Endometriosis is defined as the presence of endometrium-like tissue, i.e. the uterine lining, outside the uterus. In the vast majority of cases endometriotic tissue (lesions) are found in the abdomen, in particular in the pelvis of women. Only rarely endometriosis is found in other areas of the body. The abdominal lesions can be singular or multiple, have different colours (mostly red, clear, brown, black/blue or white), and lie superficially or invade deeper tissues or surrounding organs. Currently most people assume that three different types of abdominal endometriosis exist:
- Peritoneal endometriosis (i.e. superficial deposits on the lining of the abdominal wall)
- Ovarian endometriotic cysts (also known as endometriomas or ‘chocolate cysts’)
- Deep infiltrating endometriosis (i.e. nodular disease, infiltrating surrounding tissue).
How can endometriosis be diagnosed?
A) Medical History: Generally, as doctors and nurses we have various tools to diagnose a condition. Studies have shown that women with endometriosis often suffer from certain signs and symptoms. These include:
- Dysmenorrhea (painful periods)
- Dyspareunia (pain during sexual intercourse)

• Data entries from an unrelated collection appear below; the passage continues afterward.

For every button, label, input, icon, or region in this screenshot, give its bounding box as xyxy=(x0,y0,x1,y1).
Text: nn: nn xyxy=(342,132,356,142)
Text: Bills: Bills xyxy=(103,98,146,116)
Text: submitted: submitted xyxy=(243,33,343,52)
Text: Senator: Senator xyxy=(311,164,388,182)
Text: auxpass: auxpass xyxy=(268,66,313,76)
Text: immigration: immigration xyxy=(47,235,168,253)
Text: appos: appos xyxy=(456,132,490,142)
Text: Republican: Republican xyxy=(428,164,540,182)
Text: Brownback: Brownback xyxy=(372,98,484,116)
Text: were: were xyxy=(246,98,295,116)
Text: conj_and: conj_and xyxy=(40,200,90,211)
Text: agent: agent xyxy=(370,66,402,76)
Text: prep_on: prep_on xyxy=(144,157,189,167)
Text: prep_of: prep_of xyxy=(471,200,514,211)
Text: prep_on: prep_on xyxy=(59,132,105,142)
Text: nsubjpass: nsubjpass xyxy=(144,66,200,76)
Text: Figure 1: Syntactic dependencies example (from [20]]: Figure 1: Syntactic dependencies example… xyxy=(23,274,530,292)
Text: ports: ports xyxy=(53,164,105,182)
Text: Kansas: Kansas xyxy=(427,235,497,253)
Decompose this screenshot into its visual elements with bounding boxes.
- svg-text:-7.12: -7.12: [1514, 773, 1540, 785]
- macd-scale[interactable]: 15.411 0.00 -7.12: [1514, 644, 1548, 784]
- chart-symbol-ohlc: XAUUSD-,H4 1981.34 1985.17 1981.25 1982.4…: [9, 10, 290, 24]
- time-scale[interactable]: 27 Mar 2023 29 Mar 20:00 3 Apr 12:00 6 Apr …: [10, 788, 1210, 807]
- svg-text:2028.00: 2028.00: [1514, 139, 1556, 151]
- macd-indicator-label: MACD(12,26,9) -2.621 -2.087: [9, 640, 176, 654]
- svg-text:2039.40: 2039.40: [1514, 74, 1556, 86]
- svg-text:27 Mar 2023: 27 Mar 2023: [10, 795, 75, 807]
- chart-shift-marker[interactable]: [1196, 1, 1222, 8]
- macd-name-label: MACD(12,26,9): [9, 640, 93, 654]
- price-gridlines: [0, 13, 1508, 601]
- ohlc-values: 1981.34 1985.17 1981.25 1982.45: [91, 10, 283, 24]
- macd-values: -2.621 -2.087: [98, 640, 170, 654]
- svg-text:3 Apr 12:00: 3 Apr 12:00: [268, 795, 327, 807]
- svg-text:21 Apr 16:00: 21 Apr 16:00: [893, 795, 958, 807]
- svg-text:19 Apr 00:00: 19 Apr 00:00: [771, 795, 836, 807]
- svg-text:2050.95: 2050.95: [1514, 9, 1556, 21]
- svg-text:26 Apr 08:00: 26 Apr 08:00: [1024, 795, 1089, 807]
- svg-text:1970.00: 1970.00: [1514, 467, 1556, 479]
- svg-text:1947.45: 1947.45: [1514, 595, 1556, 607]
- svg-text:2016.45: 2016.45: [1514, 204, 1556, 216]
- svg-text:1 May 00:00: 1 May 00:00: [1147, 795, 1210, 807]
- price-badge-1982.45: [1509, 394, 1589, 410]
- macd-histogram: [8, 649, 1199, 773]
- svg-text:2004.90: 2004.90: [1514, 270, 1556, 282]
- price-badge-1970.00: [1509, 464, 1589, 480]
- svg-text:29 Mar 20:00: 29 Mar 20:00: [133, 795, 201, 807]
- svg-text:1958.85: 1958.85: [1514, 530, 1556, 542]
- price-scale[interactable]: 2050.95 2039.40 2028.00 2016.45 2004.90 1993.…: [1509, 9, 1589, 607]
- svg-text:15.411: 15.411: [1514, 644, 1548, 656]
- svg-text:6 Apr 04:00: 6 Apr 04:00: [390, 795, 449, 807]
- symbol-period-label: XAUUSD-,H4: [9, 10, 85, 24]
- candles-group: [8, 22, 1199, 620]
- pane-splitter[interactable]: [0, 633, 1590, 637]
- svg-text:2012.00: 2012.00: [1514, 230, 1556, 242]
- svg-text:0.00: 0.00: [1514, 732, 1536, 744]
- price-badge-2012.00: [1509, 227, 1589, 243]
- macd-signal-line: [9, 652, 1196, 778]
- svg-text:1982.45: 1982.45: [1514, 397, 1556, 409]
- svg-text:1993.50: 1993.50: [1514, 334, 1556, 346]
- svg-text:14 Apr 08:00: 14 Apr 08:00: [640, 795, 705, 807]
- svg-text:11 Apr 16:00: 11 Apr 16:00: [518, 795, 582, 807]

- Dysuria (pain when emptying the bladder)
- Dyschezia (pain when emptying the bowels)
- Non-cyclical abdominal pain
- Chronic fatigue
When endometriosis is present outside the abdomen symptoms such as cyclical pain in that particular area, repeated spontaneous pneumothoraxes (rupture of the lung membranes), cyclical bleeding from orifices can occur. However, these symptoms are extremely rare.
Unfortunately, none of the above named symptoms are exclusive for endometriosis and can be associated with other conditions. A large retrospective study demonstrated, though, that the more of these symptoms are present the more likely it is that a woman has endometriosis.
B) Examination: As a routine part of a clinical visit your doctor may decide to perform an internal examination. This may consist of a speculum examination of your vagina and cervix plus a digital examination of the vagina and possibly the back passage. Although some studies suggest that the findings are not very specific and their interpretation may be dependent on the experience of the doctor, it sometimes is possible to identify endometriosis involving the vagina and/or large bowel.
C) Imaging: Abdominal endometriosis might be detected using imaging modalities such as abdominal and/or vaginal ultrasound or magnetic resonance imaging (MRI). These approaches have been shown to be helpful in detecting ovarian endometriotic cysts and deep infiltrating disease especially involving the space between the vagina and the large bowel. However, even MRI can easily miss lesions on the peritoneum.
D) Biomarkers: Ideally, a blood, urine or saliva test should be available to help your doctor diagnose or exclude endometriosis, give an idea about the best treatment and possibly identify women who need additional treatment. Our group has a strong interest in such biomarkers. We recently performed two systematic reviews investigating the current state of such potentially existing molecules (Link to PDFs). Although we were able to identify more than 100 putative markers none of them were currently suitable for clinical use (SLIDE Biomarkers). Therefore, some of our current studies focus on identifying such markers or panels of markers (Link Research Studies).
E) Surgery: Endometriosis is a mostly intra-abdominal disease and lesions can be identified during surgery. Today, surgery should generally consist of a laparoscopy (‘key hole surgery”) as opposed to an open (laparotomy) procedure due to better vision and faster post-operative recovery. If endometriosis is identified then the recommendation in the current guidelines is ideally the histological verification of the disease. However, if no endometriosis can be identified under the microscope the condition is not fully ruled out.
In conclusion, laparoscopy remains the gold standard to diagnosis (Link Treatment). However, surgery does not necessarily need to be performed just to have a diagnosis. Your doctor may decide to perform ‘empirical therapy’ i.e. medical treatment assuming the presence of endometriosis. If your symptoms improve significantly and you are not suffering from strong side-effect, you may choose to stay on this treatment for some time.